Situation A bichromatic source produces light having wavelengths in vacuum of 450 nm and 650 nm. The indices of refraction are 1.440 and 1.420, respectively. In the situation above, a ray of the bichromatic light, in air, is incident upon the oil at an angle of incidence of 50.0°. The angle of dispersion between the two refracted rays in the oil is closest to:

Answer 1

`\theta=0.52^(\circ)`

Step-by-step explanation:

It is given that,

Wavelength in vacuum,
`\lambda_1=450\ nm`

Wavelength in vacuum,
`\lambda_2=650\ nm`

Refractive index for air,
`n_1=1`

First refractive index,
`n =1.44`

Second refractive index,
`n' =1.42`

A ray is incident at an angle of incidence of 50 degrees. Let r is the angle of refraction.

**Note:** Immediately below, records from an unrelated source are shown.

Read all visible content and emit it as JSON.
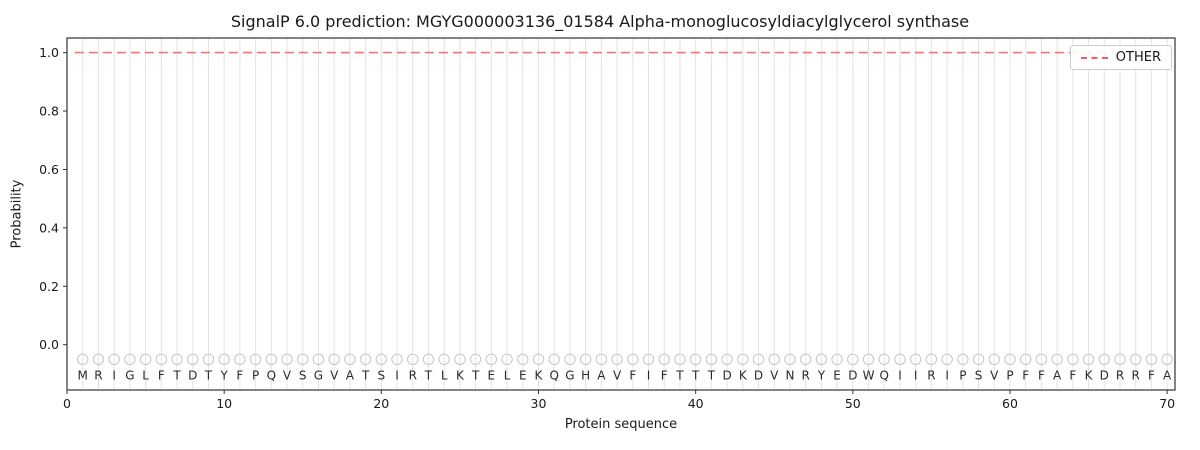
{
  "chart_data": {
    "type": "line",
    "title": "SignalP 6.0 prediction: MGYG000003136_01584 Alpha-monoglucosyldiacylglycerol synthase",
    "xlabel": "Protein sequence",
    "ylabel": "Probability",
    "xlim": [
      0,
      70.5
    ],
    "ylim": [
      -0.155,
      1.05
    ],
    "xticks": [
      0,
      10,
      20,
      30,
      40,
      50,
      60,
      70
    ],
    "yticks": [
      0.0,
      0.2,
      0.4,
      0.6,
      0.8,
      1.0
    ],
    "ytick_labels": [
      "0.0",
      "0.2",
      "0.4",
      "0.6",
      "0.8",
      "1.0"
    ],
    "sequence": "MRIGLFTDTYFPQVSGVATSIRTLKTELEKQGHAVFIFTTTDKDVNRYEDWQIIRIPSVPFFAFKDRRFA",
    "sequence_positions": [
      1,
      70
    ],
    "marker_y": -0.05,
    "series": [
      {
        "name": "OTHER",
        "type": "line",
        "dash": true,
        "color": "#f25d5d",
        "y_constant": 1.0,
        "x_start": 0.5,
        "x_end": 70.2
      }
    ],
    "legend": {
      "position": "upper right",
      "entries": [
        "OTHER"
      ]
    },
    "grid": {
      "vertical_per_residue": true,
      "horizontal": false
    },
    "colors": {
      "gridline": "#e3e3e3",
      "marker_stroke": "#c9c9c9",
      "letter": "#2b2b2b",
      "spine": "#333333",
      "tick_label": "#1a1a1a",
      "legend_border": "#cccccc",
      "line": "#f25d5d",
      "background": "#ffffff"
    }
  }
}
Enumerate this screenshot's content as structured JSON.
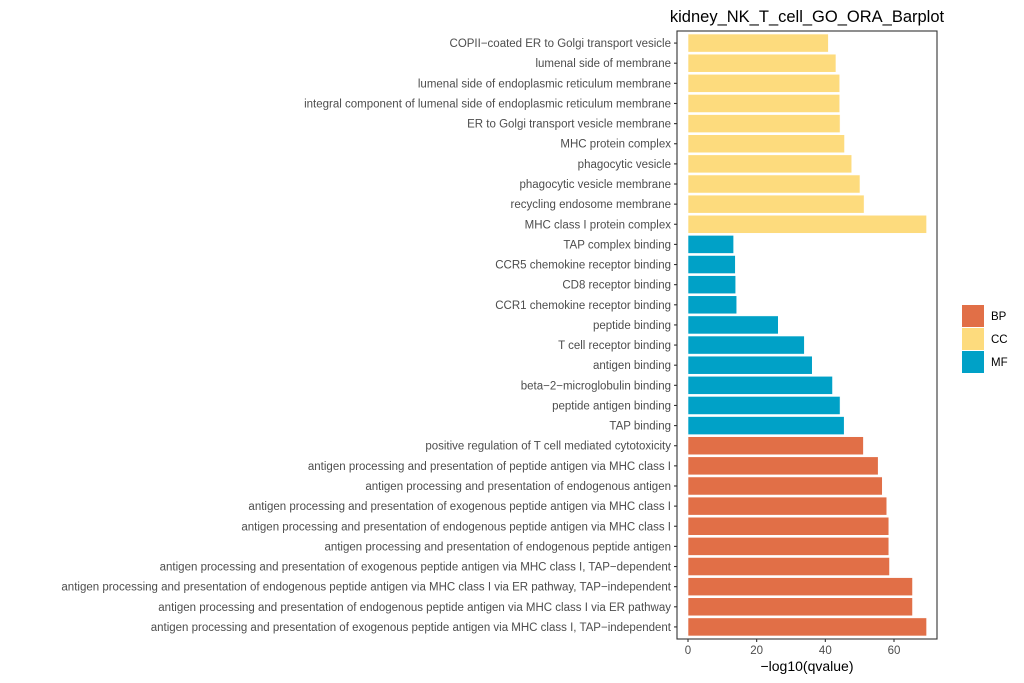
{
  "chart_data": {
    "type": "bar",
    "orientation": "horizontal",
    "title": "kidney_NK_T_cell_GO_ORA_Barplot",
    "xlabel": "−log10(qvalue)",
    "ylabel": "",
    "xlim": [
      -3,
      72
    ],
    "xticks": [
      0,
      20,
      40,
      60
    ],
    "xtick_labels": [
      "0",
      "20",
      "40",
      "60"
    ],
    "grid": false,
    "legend": {
      "position": "right",
      "entries": [
        {
          "name": "BP",
          "color": "#E16F47"
        },
        {
          "name": "CC",
          "color": "#FDDB7D"
        },
        {
          "name": "MF",
          "color": "#00A1C7"
        }
      ]
    },
    "bars": [
      {
        "label": "COPII−coated ER to Golgi transport vesicle",
        "value": 40.9,
        "group": "CC"
      },
      {
        "label": "lumenal side of membrane",
        "value": 43.1,
        "group": "CC"
      },
      {
        "label": "lumenal side of endoplasmic reticulum membrane",
        "value": 44.2,
        "group": "CC"
      },
      {
        "label": "integral component of lumenal side of endoplasmic reticulum membrane",
        "value": 44.2,
        "group": "CC"
      },
      {
        "label": "ER to Golgi transport vesicle membrane",
        "value": 44.3,
        "group": "CC"
      },
      {
        "label": "MHC protein complex",
        "value": 45.6,
        "group": "CC"
      },
      {
        "label": "phagocytic vesicle",
        "value": 47.7,
        "group": "CC"
      },
      {
        "label": "phagocytic vesicle membrane",
        "value": 50.1,
        "group": "CC"
      },
      {
        "label": "recycling endosome membrane",
        "value": 51.3,
        "group": "CC"
      },
      {
        "label": "MHC class I protein complex",
        "value": 69.5,
        "group": "CC"
      },
      {
        "label": "TAP complex binding",
        "value": 13.3,
        "group": "MF"
      },
      {
        "label": "CCR5 chemokine receptor binding",
        "value": 13.8,
        "group": "MF"
      },
      {
        "label": "CD8 receptor binding",
        "value": 13.9,
        "group": "MF"
      },
      {
        "label": "CCR1 chemokine receptor binding",
        "value": 14.2,
        "group": "MF"
      },
      {
        "label": "peptide binding",
        "value": 26.3,
        "group": "MF"
      },
      {
        "label": "T cell receptor binding",
        "value": 33.9,
        "group": "MF"
      },
      {
        "label": "antigen binding",
        "value": 36.2,
        "group": "MF"
      },
      {
        "label": "beta−2−microglobulin binding",
        "value": 42.1,
        "group": "MF"
      },
      {
        "label": "peptide antigen binding",
        "value": 44.3,
        "group": "MF"
      },
      {
        "label": "TAP binding",
        "value": 45.5,
        "group": "MF"
      },
      {
        "label": "positive regulation of T cell mediated cytotoxicity",
        "value": 51.1,
        "group": "BP"
      },
      {
        "label": "antigen processing and presentation of peptide antigen via MHC class I",
        "value": 55.4,
        "group": "BP"
      },
      {
        "label": "antigen processing and presentation of endogenous antigen",
        "value": 56.6,
        "group": "BP"
      },
      {
        "label": "antigen processing and presentation of exogenous peptide antigen via MHC class I",
        "value": 57.9,
        "group": "BP"
      },
      {
        "label": "antigen processing and presentation of endogenous peptide antigen via MHC class I",
        "value": 58.5,
        "group": "BP"
      },
      {
        "label": "antigen processing and presentation of endogenous peptide antigen",
        "value": 58.5,
        "group": "BP"
      },
      {
        "label": "antigen processing and presentation of exogenous peptide antigen via MHC class I, TAP−dependent",
        "value": 58.7,
        "group": "BP"
      },
      {
        "label": "antigen processing and presentation of endogenous peptide antigen via MHC class I via ER pathway, TAP−independent",
        "value": 65.4,
        "group": "BP"
      },
      {
        "label": "antigen processing and presentation of endogenous peptide antigen via MHC class I via ER pathway",
        "value": 65.4,
        "group": "BP"
      },
      {
        "label": "antigen processing and presentation of exogenous peptide antigen via MHC class I, TAP−independent",
        "value": 69.5,
        "group": "BP"
      }
    ]
  }
}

Firstly calculating the angle of refraction for two values of wavelength from Snell's law as :

`(sin\ i)/(sin\ r)=(n_2)/(n_1)`

`r=sin^(-1)((n_1\ sin\ i)/(n))`

For 450 nm,
`r=sin^(-1)((1\ sin(50))/(1.44))`

r = 32.13 degrees

For 650 nm,
`r'=sin^(-1)((1\ sin(50))/(1.42))`

r' = 32.65 degrees

Let
`\theta` is the angle of dispersion between the two refracted rays in the oil such that,

`\theta=r'-r`

`\theta=32.65-32.13`

`\theta=0.52^(\circ)`

So, the angle of dispersion between the two refracted rays in the oil is closest to 0.52 degrees.